Inlek I V, Crocker C, Lichtman M, Sosnova K, Monroe C
Joint Quantum Institute and Department of Physics, University of Maryland, College Park, Maryland 20742, USA.
Phys Rev Lett. 2017 Jun 23;118(25):250502. doi: 10.1103/PhysRevLett.118.250502.
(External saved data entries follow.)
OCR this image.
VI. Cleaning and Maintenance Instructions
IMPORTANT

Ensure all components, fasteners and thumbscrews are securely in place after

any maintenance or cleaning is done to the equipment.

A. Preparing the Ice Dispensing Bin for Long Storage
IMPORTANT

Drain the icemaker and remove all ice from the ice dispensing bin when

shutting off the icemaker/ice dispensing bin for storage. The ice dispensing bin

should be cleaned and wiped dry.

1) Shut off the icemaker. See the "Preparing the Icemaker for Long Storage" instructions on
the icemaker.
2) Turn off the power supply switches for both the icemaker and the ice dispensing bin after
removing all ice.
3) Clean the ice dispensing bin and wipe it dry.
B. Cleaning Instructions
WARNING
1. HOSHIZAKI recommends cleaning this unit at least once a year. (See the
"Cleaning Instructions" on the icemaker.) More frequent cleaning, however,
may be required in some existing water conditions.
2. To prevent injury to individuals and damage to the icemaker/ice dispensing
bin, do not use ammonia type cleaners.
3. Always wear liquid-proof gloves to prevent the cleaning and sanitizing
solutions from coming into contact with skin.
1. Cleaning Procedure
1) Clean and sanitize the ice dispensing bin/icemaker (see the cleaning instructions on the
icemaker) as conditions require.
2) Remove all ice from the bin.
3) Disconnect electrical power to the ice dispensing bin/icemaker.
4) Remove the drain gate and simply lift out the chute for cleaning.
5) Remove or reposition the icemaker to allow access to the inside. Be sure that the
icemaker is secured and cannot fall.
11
Trapped atomic ions are a leading platform for quantum information networks, with long-lived identical qubit memories that can be locally entangled through their Coulomb interaction and remotely entangled through photonic channels. However, performing both local and remote operations in a single node of a quantum network requires extreme isolation between spectator qubit memories and qubits associated with the photonic interface. We achieve this isolation by cotrapping ^{171}Yb^{+} and ^{138}Ba^{+} qubits. We further demonstrate the ingredients of a scalable ion trap network node with two distinct experiments that consist of entangling the mixed species qubit pair through their collective motion and entangling a ^{138}Ba^{+} qubit with an emitted visible photon.
捕获的原子离子是量子信息网络的主要平台,具有长寿命的相同量子比特存储器,这些存储器可以通过库仑相互作用进行本地纠缠,并通过光子通道进行远程纠缠。然而,在量子网络的单个节点中同时执行本地和远程操作需要旁观者量子比特存储器与与光子接口相关的量子比特之间实现极端隔离。我们通过共捕获(^{171}Yb^{+})和(^{138}Ba^{+})量子比特来实现这种隔离。我们通过两个不同的实验进一步展示了一个可扩展离子阱网络节点的组成部分,这两个实验包括通过混合物种量子比特对的集体运动使其纠缠,以及使一个(^{138}Ba^{+})量子比特与发射的可见光子纠缠。